March 20 2023

IRS to Require CFC Shareholders Filing Schedule Q to Report Loss Allocation

Source: IBFD Tax Research Platform News

The Internal Revenue Service (IRS) will now require shareholders of controlled foreign corporations (CFCs) that report a CFC's income, deductions, taxes and assets by "CFC income groups" for purposes of sections 960(a) and (d) of the Internal Revenue Code (IRC) to report loss allocation when filing Schedule Q. The IRS issued updated instructions highlighting changes for filing the Information Return of US Persons with Respect to Certain Foreign Corporations (Form 5471) and its accompanying schedules.

Beginning tax year 2020, taxpayers use Schedule Q to report the CFC's income in each CFC income group to the US shareholders of the CFC. Previously, the IRS did not require shareholders to report loss allocation on Schedule Q.

According to the updated instructions, the IRS added columns for reporting of loss allocations to reflect Treasury Regulations section 1.861-20(e), which provide that in determining foreign taxable income in each statutory grouping, or the residual grouping, foreign gross income in each grouping is reduced by deducting any expenses, losses or other amounts that are deductible under foreign law that are specifically allocable to the items of foreign gross income in the grouping under the laws of that foreign country.

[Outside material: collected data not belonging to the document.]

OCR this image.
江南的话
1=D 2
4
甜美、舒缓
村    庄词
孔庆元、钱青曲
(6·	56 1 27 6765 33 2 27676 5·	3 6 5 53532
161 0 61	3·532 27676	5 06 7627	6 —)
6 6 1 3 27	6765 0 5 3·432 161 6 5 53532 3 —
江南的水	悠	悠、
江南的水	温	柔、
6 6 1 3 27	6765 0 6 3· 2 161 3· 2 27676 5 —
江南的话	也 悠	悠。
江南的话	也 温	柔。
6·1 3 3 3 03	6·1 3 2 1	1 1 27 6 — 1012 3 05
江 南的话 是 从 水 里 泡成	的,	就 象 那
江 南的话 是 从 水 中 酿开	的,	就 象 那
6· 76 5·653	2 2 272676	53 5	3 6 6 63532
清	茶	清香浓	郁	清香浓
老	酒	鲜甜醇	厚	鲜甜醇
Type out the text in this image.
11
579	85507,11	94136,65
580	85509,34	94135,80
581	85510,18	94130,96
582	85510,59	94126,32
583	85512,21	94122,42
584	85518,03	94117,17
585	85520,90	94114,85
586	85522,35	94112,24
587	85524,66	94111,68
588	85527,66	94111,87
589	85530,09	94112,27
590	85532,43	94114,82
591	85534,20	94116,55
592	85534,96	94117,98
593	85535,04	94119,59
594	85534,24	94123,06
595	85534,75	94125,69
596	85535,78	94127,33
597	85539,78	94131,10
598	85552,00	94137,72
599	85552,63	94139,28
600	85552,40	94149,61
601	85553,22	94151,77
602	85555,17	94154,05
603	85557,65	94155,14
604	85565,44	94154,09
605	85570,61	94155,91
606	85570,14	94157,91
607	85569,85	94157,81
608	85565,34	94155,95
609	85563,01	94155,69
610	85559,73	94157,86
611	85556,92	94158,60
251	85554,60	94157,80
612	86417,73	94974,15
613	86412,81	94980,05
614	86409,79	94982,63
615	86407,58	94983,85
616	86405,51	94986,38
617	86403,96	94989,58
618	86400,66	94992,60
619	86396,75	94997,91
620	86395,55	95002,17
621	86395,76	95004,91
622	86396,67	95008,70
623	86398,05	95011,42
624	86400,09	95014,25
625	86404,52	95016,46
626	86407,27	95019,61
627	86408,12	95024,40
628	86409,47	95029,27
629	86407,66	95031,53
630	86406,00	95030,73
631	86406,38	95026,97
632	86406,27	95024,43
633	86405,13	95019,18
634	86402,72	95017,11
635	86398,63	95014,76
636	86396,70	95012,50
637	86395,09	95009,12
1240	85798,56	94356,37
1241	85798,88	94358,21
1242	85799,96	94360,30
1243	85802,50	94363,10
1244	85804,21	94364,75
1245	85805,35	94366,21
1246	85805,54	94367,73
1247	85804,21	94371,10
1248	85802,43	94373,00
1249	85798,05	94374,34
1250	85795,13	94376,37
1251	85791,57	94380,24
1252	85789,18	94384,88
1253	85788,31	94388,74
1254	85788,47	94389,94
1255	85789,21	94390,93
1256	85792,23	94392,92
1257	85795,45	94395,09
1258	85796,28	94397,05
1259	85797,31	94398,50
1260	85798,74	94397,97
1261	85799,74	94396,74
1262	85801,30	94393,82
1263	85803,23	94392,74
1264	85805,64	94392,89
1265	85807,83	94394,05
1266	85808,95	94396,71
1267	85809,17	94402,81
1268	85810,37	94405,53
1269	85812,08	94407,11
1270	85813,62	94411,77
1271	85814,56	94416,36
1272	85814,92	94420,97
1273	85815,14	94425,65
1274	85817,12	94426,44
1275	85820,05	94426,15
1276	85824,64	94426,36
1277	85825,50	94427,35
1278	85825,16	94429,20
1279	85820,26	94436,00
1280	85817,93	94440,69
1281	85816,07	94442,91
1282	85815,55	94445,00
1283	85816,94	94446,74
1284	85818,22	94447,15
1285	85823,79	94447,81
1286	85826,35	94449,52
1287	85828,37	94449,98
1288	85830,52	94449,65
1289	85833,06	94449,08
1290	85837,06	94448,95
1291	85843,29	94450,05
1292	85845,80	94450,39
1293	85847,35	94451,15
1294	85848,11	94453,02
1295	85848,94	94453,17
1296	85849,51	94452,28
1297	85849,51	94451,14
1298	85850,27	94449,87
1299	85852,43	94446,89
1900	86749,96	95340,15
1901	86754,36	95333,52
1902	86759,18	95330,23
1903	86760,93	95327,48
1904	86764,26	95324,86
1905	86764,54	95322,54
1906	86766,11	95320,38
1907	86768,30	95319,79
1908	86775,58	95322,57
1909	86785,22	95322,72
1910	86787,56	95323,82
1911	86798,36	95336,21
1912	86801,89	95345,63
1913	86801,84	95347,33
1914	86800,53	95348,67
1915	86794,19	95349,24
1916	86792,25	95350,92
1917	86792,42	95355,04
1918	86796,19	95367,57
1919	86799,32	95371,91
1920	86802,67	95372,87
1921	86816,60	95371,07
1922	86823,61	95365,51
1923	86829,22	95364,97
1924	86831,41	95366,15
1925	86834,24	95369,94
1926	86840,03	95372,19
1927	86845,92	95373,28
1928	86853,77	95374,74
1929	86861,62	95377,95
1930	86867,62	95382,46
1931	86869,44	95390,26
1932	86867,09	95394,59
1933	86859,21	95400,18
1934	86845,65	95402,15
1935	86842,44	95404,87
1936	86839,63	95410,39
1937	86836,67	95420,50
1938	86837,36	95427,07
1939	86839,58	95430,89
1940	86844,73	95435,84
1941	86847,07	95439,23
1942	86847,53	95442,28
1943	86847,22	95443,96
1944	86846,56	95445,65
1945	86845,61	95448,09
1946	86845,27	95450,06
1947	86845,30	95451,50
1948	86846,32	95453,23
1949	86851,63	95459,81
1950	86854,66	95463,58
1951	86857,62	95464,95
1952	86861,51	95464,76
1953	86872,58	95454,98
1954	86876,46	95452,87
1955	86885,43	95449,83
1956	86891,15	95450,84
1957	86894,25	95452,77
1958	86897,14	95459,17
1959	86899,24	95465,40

In addition, the IRS added a new question pertaining to the US person's pro rata share of subpart F income or tested items from a CFC and revised certain wordings for clarity. More specifically, the IRS amended the wording of questions pertaining to claiming a foreign-derived intangible income deduction with respect to any transactions with the foreign corporation to reflect the final regulations under IRC section 250 (T.D. 9901, 85 FR 43042, 15 July 2020, as amended by 85 FR 68249, 28 October 2020 and T.D. 9956, 86 FR 52971, 24 September 2021).